I have a .txt file of "Alice in the Wonderland" and need to strip all the punctuation and make all of the words lower case, so I can find the number of unique words in the file. The wordlist
referred to below is one list of all the individual words as strings from the book, so wordlist
looks like this
["Alice's", 'Adventures', 'in', 'Wonderland', "ALICE'S",
'ADVENTURES', 'IN', 'WONDERLAND', 'Lewis', 'Carroll', 'THE',
'MILLENNIUM', 'FULCRUM', 'EDITION', '3.0', 'CHAPTER', 'I',
'Down', 'the', 'Rabbit-Hole', 'Alice', 'was', 'beginning',
'to', 'get', 'very', 'tired', 'of', 'sitting', 'by', 'her',
'sister', 'on', 'the', 'bank,'
The code i have for the solution so far is
from string import punctuation
def wordcount(book):
for word in wordlist:
no_punc = word.strip(punctuation)
lower_case = no_punc.lower()
newlist = lower_case.split()
print(newlist)
This works for stripping punctuation and making all words lowercase, however the newlist = lower_case.split()
makes an individual list of every word, so I cannot iterate over one big list to find the number of unique words. The reason I did the .split()
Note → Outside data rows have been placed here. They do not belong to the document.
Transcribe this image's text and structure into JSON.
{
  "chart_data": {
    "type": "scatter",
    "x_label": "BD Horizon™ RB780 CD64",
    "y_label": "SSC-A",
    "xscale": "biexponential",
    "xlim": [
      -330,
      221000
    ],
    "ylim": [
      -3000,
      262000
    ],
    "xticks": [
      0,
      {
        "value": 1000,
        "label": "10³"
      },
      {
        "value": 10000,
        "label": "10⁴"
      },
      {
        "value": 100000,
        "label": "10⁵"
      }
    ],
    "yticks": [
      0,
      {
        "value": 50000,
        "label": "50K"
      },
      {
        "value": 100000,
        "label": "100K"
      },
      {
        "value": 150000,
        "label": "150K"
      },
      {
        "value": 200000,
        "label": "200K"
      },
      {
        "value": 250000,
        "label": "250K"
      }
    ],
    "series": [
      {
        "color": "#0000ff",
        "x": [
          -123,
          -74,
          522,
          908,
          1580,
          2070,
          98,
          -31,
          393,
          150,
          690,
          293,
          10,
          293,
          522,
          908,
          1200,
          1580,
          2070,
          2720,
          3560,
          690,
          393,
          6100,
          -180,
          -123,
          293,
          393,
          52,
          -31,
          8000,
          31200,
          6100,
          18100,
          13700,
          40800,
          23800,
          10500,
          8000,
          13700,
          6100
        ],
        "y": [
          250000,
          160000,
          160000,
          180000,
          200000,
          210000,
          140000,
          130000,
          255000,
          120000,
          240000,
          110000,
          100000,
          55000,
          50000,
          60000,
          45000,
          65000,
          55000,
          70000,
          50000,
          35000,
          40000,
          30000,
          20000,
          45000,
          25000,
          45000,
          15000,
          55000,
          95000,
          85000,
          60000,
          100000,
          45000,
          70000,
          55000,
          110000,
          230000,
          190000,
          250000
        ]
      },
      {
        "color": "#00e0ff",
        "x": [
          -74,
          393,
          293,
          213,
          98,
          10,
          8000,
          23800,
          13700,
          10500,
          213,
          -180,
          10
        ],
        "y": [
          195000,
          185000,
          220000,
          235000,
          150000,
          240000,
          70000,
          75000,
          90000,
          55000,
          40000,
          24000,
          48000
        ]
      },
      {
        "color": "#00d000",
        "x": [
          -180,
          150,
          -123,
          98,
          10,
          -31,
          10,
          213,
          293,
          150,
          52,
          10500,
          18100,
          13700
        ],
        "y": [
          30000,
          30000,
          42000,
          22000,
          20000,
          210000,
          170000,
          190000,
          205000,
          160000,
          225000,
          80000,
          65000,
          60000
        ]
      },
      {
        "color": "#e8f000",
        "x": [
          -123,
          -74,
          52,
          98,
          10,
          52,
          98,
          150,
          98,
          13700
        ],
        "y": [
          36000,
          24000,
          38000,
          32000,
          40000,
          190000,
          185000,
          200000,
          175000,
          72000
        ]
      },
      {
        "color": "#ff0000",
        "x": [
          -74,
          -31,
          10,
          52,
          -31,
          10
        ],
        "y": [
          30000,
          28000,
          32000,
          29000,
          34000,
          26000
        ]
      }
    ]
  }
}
is so that when iterated over, python does not count ever letter as a word, rather each word is kept intact since it is its own list item. Any ideas on how I can improve this or a more efficient approach? Here is a sample of the output
['down']
['the']
['rabbit-hole']
['alice']
['was']
['beginning']
['to']
['get']
['very']
['tired']
['of']
['sitting']
['by']
['her']